2.4 Calculation of graph properties

To calculate the most efficient characteristics, different graph properties were calculated in this study. Two measures of functional segregation, namely the clustering coefficient and the local efficiency (open and close loops) and two measures of functional integration including the characteristic path length and global efficiency as well as a small world network parameter were studied. Also, in this study graph properties were calculated based on Brain Connectivity Toolbox [19].

2.4.1 Functional integration parameters

The path length (L) is the most common functional integration parameter which is often utilized. Characteristic path length of a network is defined as the mean of the shortest geodesic distances between any two nodes [17]. The global efficiency (Eglobal) measures the ability of a network to transmit information at a global level and is defined as the average inverse shortest path length; it is the overall yield of information exchange across the network where information is exchanged simultaneously [20].

2.4.2 Functional segregation parameters

The binary clustering coefficient (C) of a particular node is the proportion of the number of edges that exists between neighbors of that node relative to the number of all possible edges between neighbors. The overall clustering coefficient in a network which is indicative of the presence of clustered connectivity around individual nodes, can be calculated by averaging the clustering coefficient across all individual nodes [22]. The ability of a network in transmitting information at the local level can be determined by measure of local efficiency. Accordingly, the local efficiency (Elocal) can be defined as resist of a network against defeat in a small scale. Also, the local efficiency of a special inverted vertex is the shortest path which connects all the neighbors to this vertex [21].

3. Results

The study of the human brain’s network in order to find differences due to a disease by using the graph theory necessitates the examination of the graph parameters and their theoretical properties. Consistently, some of the most fundamental graph properties in the current research were obtained through the study of two groups, namely Normal Control and AD patients. The following are the conclusion of this study.

Table 1
Characteristic path length values in NC and AD groups

Data number	Characteristic path length	Data number	Characteristic path length
in NC group	value in NC group	in AD group	value in AD group
1	1.57	1	1.73
2	1.50	2	1.72
3	1.50	3	1.79
4	1.55	4	1.77
5	1.50	5	1.96
6	1.61	6	1.72
7	1.64	7	1.68
8	1.53	8	1.70
9	1.65	9	1.68
10	1.50	10	1.68
11	1.50	11	1.68
12	1.50	12	1.69
13	1.50	13	1.68

Table 2

Clustering coefficient values in NC and AD groups (closed and open loops)

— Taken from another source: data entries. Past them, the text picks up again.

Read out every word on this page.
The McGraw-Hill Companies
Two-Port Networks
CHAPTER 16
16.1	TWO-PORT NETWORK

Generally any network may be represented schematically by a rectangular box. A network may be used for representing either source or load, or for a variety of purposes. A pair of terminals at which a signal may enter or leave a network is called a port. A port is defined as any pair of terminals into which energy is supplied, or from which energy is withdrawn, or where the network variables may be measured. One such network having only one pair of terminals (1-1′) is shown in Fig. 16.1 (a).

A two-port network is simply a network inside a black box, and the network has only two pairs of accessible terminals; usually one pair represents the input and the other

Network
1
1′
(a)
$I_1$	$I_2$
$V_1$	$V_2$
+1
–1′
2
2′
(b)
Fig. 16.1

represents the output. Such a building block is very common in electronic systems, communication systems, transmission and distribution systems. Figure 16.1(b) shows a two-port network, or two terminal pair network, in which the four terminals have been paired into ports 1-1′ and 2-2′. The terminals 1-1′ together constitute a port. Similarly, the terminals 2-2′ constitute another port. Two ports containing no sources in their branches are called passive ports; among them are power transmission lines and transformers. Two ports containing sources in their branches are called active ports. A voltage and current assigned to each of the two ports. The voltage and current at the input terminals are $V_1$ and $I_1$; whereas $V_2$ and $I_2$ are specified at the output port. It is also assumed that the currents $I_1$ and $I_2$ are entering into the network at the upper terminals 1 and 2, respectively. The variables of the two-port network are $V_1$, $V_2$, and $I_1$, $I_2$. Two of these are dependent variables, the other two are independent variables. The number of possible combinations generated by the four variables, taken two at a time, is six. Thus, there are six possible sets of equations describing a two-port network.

Data number	Closed value	Open value	Data number	Closed value	Open value
in NC group	in NC group	in NC group	in AD group	in AD group	in AD group
1	0.81	0.80	1	0.69	0.68
2	0.79	0.78	2	0.74	0.74
3	0.88	0.88	3	0.75	0.75
4	0.87	0.87	4	0.84	0.84
5	0.77	0.77	5	0.71	0.71
6	0.88	0.88	6	0.80	0.80
7	0.79	0.79	7	0.87	0.87
8	0.85	0.85	8	0.77	0.77
9	0.83	0.82	9	0.92	0.92
10	0.78	0.78	10	0.69	0.69
11	0.83	0.82	11	0.69	0.69
12	0.89	0.89	12	0.7	0.7
13	0.89	0.89	13	0.78	0.78

3.1 Examination of the characteristic shortest path length

The characteristics path length in the brain graphs for the two groups of Normal Controls and AD patients was calculated, whereby the results (Table 1) indicate that the characteristic values along the path in the AD patients are higher than that of Normal Controls. In fact, AD causes an increase in the length because of the loss of internal brain network connectivity. The measurement of the path which is directly related to the intensity of the disease has been measured using the Mini Mental State Examination (MMSE), whereby the longer paths are associated with cognitive impairments [15].

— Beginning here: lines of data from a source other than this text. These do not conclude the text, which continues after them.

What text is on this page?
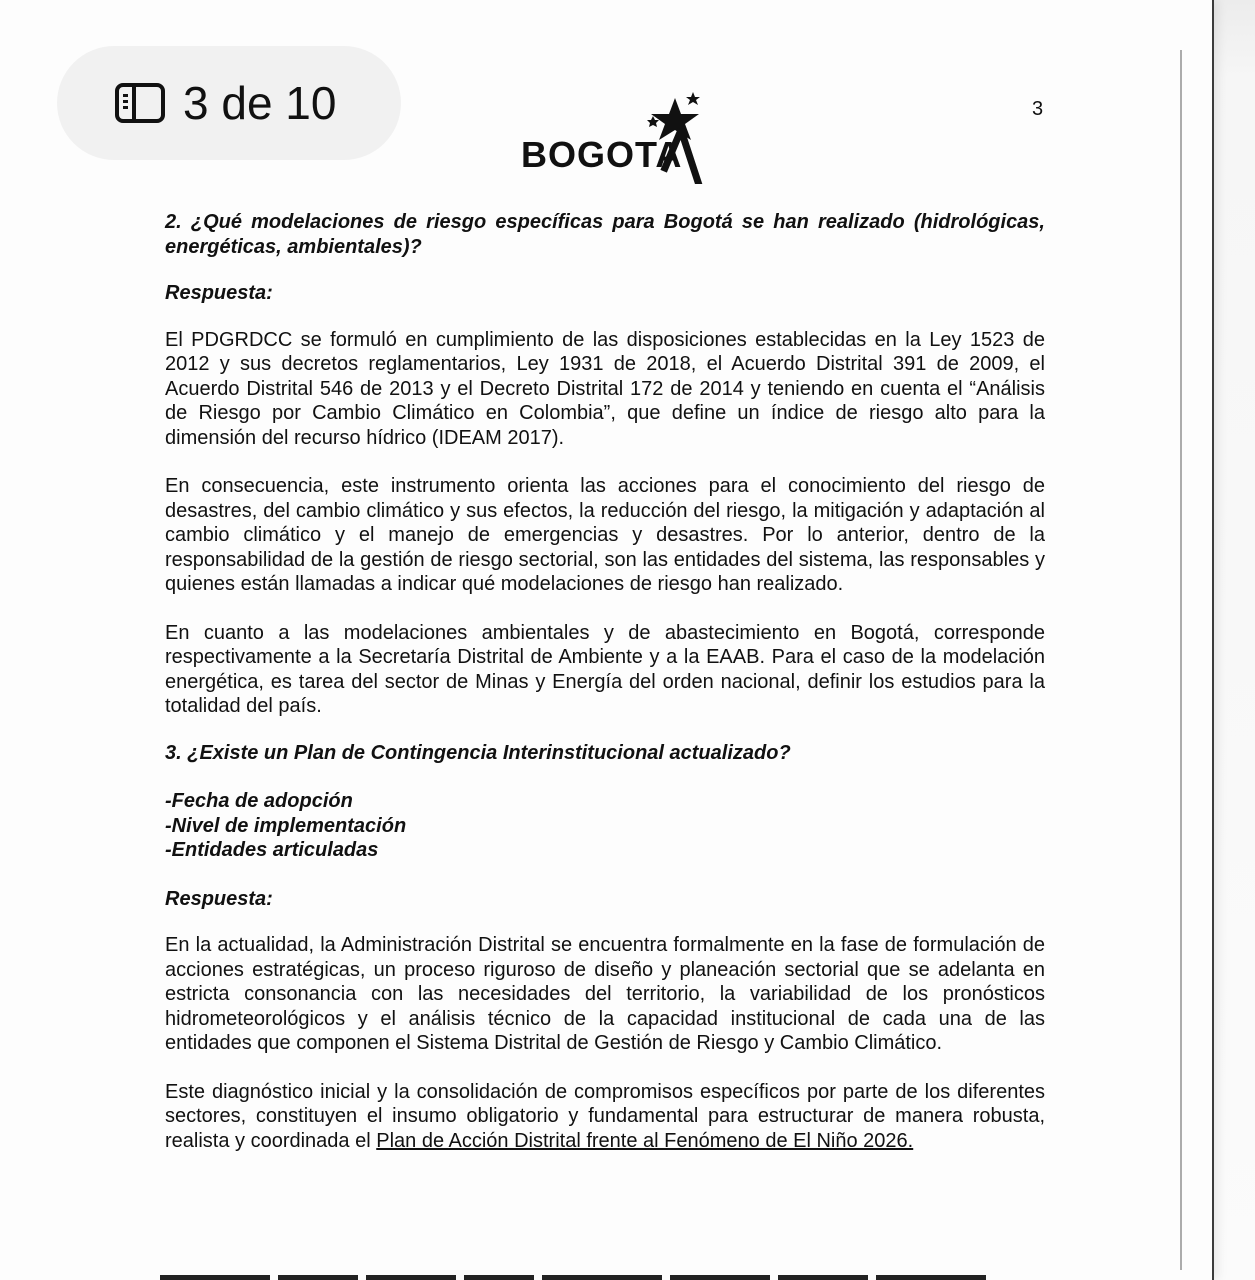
3
BOGOTA

2. ¿Qué modelaciones de riesgo específicas para Bogotá se han realizado (hidrológicas, energéticas, ambientales)?

Respuesta:

El PDGRDCC se formuló en cumplimiento de las disposiciones establecidas en la Ley 1523 de 2012 y sus decretos reglamentarios, Ley 1931 de 2018, el Acuerdo Distrital 391 de 2009, el Acuerdo Distrital 546 de 2013 y el Decreto Distrital 172 de 2014 y teniendo en cuenta el “Análisis de Riesgo por Cambio Climático en Colombia”, que define un índice de riesgo alto para la dimensión del recurso hídrico (IDEAM 2017).

En consecuencia, este instrumento orienta las acciones para el conocimiento del riesgo de desastres, del cambio climático y sus efectos, la reducción del riesgo, la mitigación y adaptación al cambio climático y el manejo de emergencias y desastres. Por lo anterior, dentro de la responsabilidad de la gestión de riesgo sectorial, son las entidades del sistema, las responsables y quienes están llamadas a indicar qué modelaciones de riesgo han realizado.

En cuanto a las modelaciones ambientales y de abastecimiento en Bogotá, corresponde respectivamente a la Secretaría Distrital de Ambiente y a la EAAB. Para el caso de la modelación energética, es tarea del sector de Minas y Energía del orden nacional, definir los estudios para la totalidad del país.

3. ¿Existe un Plan de Contingencia Interinstitucional actualizado?

-Fecha de adopción
-Nivel de implementación
-Entidades articuladas

Respuesta:

En la actualidad, la Administración Distrital se encuentra formalmente en la fase de formulación de acciones estratégicas, un proceso riguroso de diseño y planeación sectorial que se adelanta en estricta consonancia con las necesidades del territorio, la variabilidad de los pronósticos hidrometeorológicos y el análisis técnico de la capacidad institucional de cada una de las entidades que componen el Sistema Distrital de Gestión de Riesgo y Cambio Climático.

Este diagnóstico inicial y la consolidación de compromisos específicos por parte de los diferentes sectores, constituyen el insumo obligatorio y fundamental para estructurar de manera robusta, realista y coordinada el Plan de Acción Distrital frente al Fenómeno de El Niño 2026.

3 de 10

3.2 Examination of the clustering coefficient

As mentioned previously, the clustering coefficient is used as the local connectivity parameter to measure the level of existing “cliques” in the graph. High clustering is accompanied by the reinforcement and strengthening of the network which is displays flexibility against network damages. Therefore, decrease in the rate of clustering and strengthening is expected in Alzheimer which means that the examination of clustering rate can be used effectively to diagnose Alzheimer. The results obtained from the clustering coefficients were calculated as closed- and opened-loops for the Normal Controls and AD patients, and thereby the lower clustering coefficients were found to be lower in the AD patients than Normal Controls (see Table 2). Accordingly, it can be deducted that Alzheimer results in lower clustering. In fact, this reduction in brain clustering coefficient can be reflected the atrophy processes which define similarities in brain morphology in all AD patients.

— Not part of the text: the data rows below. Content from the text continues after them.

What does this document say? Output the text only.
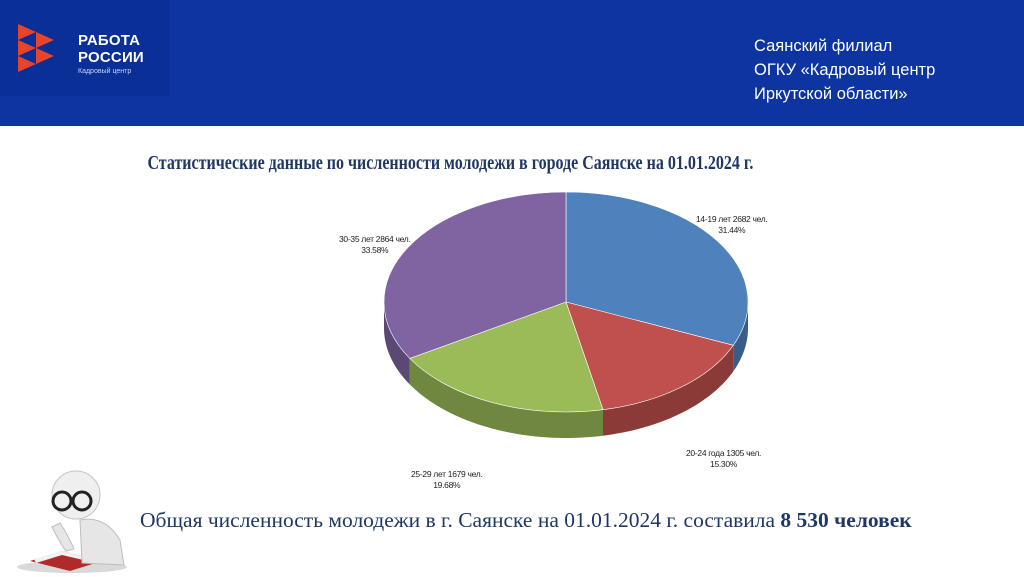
РАБОТА
РОССИИ
Кадровый центр
Саянский филиал
ОГКУ «Кадровый центр
Иркутской области»
Статистические данные по численности молодежи в городе Саянске на 01.01.2024 г.
14-19 лет 2682 чел.
31.44%
20-24 года 1305 чел.
15.30%
25-29 лет 1679 чел.
19.68%
30-35 лет 2864 чел.
33.58%
Общая численность молодежи в г. Саянске на 01.01.2024 г. составила 8 530 человек
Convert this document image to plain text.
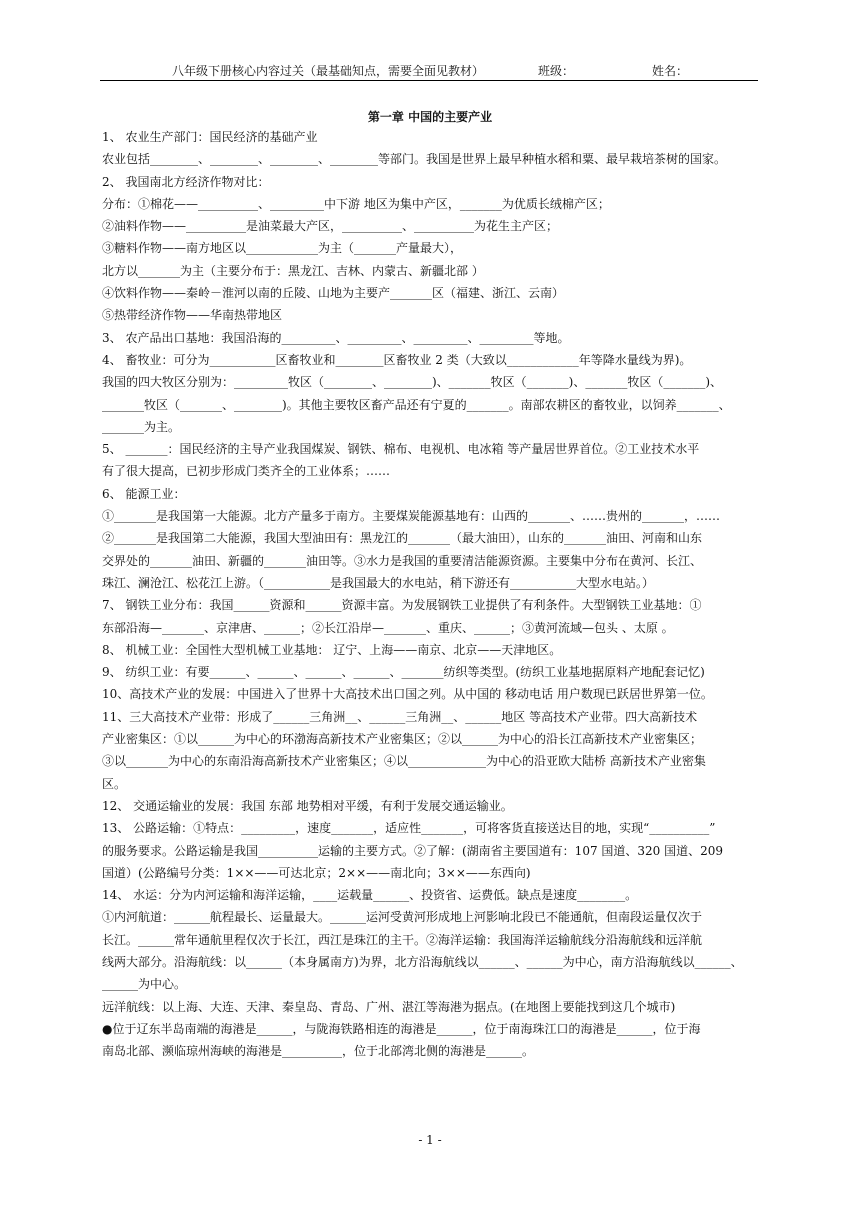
八年级下册核心内容过关（最基础知点，需要全面见教材）	班级：	姓名：
第一章 中国的主要产业
1、 农业生产部门：国民经济的基础产业
农业包括________、________、________、________等部门。我国是世界上最早种植水稻和粟、最早栽培茶树的国家。
2、 我国南北方经济作物对比：
分布：①棉花——__________、_________中下游 地区为集中产区，_______为优质长绒棉产区；
②油料作物——__________是油菜最大产区，__________、__________为花生主产区；
③糖料作物——南方地区以____________为主（_______产量最大），
北方以_______为主（主要分布于：黑龙江、吉林、内蒙古、新疆北部 ）
④饮料作物——秦岭－淮河以南的丘陵、山地为主要产_______区（福建、浙江、云南）
⑤热带经济作物——华南热带地区
3、 农产品出口基地：我国沿海的_________、_________、_________、_________等地。
4、 畜牧业：可分为___________区畜牧业和________区畜牧业 2 类（大致以____________年等降水量线为界)。
我国的四大牧区分别为：_________牧区（________、________)、_______牧区（_______)、_______牧区（_______)、
_______牧区（_______、________)。其他主要牧区畜产品还有宁夏的_______。南部农耕区的畜牧业，以饲养_______、
_______为主。
5、 _______：国民经济的主导产业我国煤炭、钢铁、棉布、电视机、电冰箱 等产量居世界首位。②工业技术水平
有了很大提高，已初步形成门类齐全的工业体系；……
6、 能源工业：
①_______是我国第一大能源。北方产量多于南方。主要煤炭能源基地有：山西的_______、……贵州的_______，……
②_______是我国第二大能源，我国大型油田有：黑龙江的_______（最大油田），山东的_______油田、河南和山东
交界处的_______油田、新疆的_______油田等。③水力是我国的重要清洁能源资源。主要集中分布在黄河、长江、
珠江、澜沧江、松花江上游。（___________是我国最大的水电站，稍下游还有___________大型水电站。）
7、 钢铁工业分布：我国______资源和______资源丰富。为发展钢铁工业提供了有利条件。大型钢铁工业基地：①
东部沿海—_______、京津唐、______；②长江沿岸—_______、重庆、______；③黄河流域—包头 、太原 。
8、 机械工业：全国性大型机械工业基地： 辽宁、上海——南京、北京——天津地区。
9、 纺织工业：有要______、______、______、______、_______纺织等类型。(纺织工业基地据原料产地配套记忆)
10、高技术产业的发展：中国进入了世界十大高技术出口国之列。从中国的 移动电话 用户数现已跃居世界第一位。
11、三大高技术产业带：形成了______三角洲__、______三角洲__、______地区 等高技术产业带。四大高新技术
产业密集区：①以______为中心的环渤海高新技术产业密集区；②以______为中心的沿长江高新技术产业密集区；
③以_______为中心的东南沿海高新技术产业密集区；④以_____________为中心的沿亚欧大陆桥 高新技术产业密集
区。
12、 交通运输业的发展：我国 东部 地势相对平缓，有利于发展交通运输业。
13、 公路运输：①特点：_________，速度_______，适应性_______，可将客货直接送达目的地，实现“__________”
的服务要求。公路运输是我国__________运输的主要方式。②了解：(湖南省主要国道有：107 国道、320 国道、209
国道）(公路编号分类：1××——可达北京；2××——南北向；3××——东西向)
14、 水运：分为内河运输和海洋运输，____运载量______、投资省、运费低。缺点是速度________。
①内河航道：______航程最长、运量最大。______运河受黄河形成地上河影响北段已不能通航，但南段运量仅次于
长江。______常年通航里程仅次于长江，西江是珠江的主干。②海洋运输：我国海洋运输航线分沿海航线和远洋航
线两大部分。沿海航线：以______（本身属南方)为界，北方沿海航线以______、______为中心，南方沿海航线以______、
______为中心。
远洋航线：以上海、大连、天津、秦皇岛、青岛、广州、湛江等海港为据点。(在地图上要能找到这几个城市)
●位于辽东半岛南端的海港是______，与陇海铁路相连的海港是______，位于南海珠江口的海港是______，位于海
南岛北部、濒临琼州海峡的海港是__________，位于北部湾北侧的海港是______。
- 1 -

3.3 Examination of the local and global efficiency

The local and global efficiency have a reverse relation coupled with the characteristic path length which explains the lower rate of the two respective efficiency as the result of increase in the length of the path. In fact, the obtained results all point to this hypothesis. As illustrated in Table 3, the overall local and global efficiency for the open and close loops evidencing a decrease in the efficiency due to Alzheimer have been obtained for both groups in this study.

3.4 Small-worldness

A great number of real world networks including the human brain have the small world properties which possess the mixed properties of random and regular networks. Small world networks are highly clustered like regular networks yet have small characteristic path lengths like random graphs. Humphries and colleagues introduced the measure of small-worldness as a ratio of network clustering coefficient and characteristic path length compared to their corresponding random network values. Consistently, 100 random E-R graphs were constructed for the current study, and their mean average were subsequently calculated and considered as the equivalent random brain graph for each of the Normal Control and AD patients alike. Furthermore, pursuant to the conclusions obtained by Garney and Humphries, Eqs (1)–(3) were utilized in this study [22].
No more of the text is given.